Lower target beckons
There are some signs that gold could fall further before the correction is complete. As an example, we attempted a bullish breakout of the descending parallel trend channel on December 10th, but it quickly faltered, leading to a decline below the highest channel line.
A failed pattern can result in a sharp reversal in the opposite direction. Maybe that's what's happening with money right now. Since the bearish reversal originated from the top of the channel, the bottom of the channel may eventually become the target. This doesn't mean you'll reach your goal, but it does indicate that the seller may be in charge for a while.
signs of weakness
Notice that as gold fell from the 2,726 swing high (C), it fell below the 20-day moving average (purple). The intraday high then tested the 20-day line as resistance on Tuesday and Wednesday. Resistance was seen as the price rejected the area around the 20-day moving average to the downside. This is bearish action as it indicates that previous support has been confirmed as resistance. The bearish sentiment was then confirmed today as it tested resistance near the bottom of a small uptrend line starting from the 2,605 swing low.

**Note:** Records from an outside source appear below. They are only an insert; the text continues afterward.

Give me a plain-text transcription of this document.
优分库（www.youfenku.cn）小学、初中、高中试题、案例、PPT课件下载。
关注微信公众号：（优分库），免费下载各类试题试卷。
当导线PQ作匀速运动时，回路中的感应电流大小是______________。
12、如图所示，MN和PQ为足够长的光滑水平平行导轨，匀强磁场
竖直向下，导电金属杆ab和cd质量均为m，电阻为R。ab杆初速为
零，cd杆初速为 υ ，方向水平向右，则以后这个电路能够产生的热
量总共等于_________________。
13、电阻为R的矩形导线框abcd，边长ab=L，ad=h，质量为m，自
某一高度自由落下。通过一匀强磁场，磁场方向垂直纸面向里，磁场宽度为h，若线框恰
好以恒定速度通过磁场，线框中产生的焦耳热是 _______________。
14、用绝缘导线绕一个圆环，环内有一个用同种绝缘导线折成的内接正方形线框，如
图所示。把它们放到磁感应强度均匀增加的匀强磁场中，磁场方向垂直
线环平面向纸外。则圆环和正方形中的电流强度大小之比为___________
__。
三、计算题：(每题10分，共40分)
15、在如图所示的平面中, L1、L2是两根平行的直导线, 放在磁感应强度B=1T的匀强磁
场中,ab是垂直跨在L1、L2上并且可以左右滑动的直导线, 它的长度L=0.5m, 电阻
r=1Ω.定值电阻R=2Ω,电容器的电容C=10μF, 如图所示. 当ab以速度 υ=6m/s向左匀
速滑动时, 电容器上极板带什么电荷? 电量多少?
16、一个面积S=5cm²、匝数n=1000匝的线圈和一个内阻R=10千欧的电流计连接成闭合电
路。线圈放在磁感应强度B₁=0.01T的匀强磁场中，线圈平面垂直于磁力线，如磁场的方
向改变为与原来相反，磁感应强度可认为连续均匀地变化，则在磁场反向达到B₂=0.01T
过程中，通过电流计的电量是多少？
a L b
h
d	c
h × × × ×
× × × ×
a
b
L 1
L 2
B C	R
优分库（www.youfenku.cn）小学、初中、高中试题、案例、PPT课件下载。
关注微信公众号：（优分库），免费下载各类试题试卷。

Next target is 78.6% retracement at 2,576
The next lowest potential support level is near the 78.6% retracement at 2,576. However, as mentioned above, if the trend channel remains active, we can easily test the latest swing low at 2,537 (B) again. If the decline cannot be stopped at that price range, the next low price range, around 2,473, will be the target. This price level is a 61.8% Fibonacci retracement of the bull market that started from the May swing low. This also includes a target at 2,475, which is a descending ABCD pattern.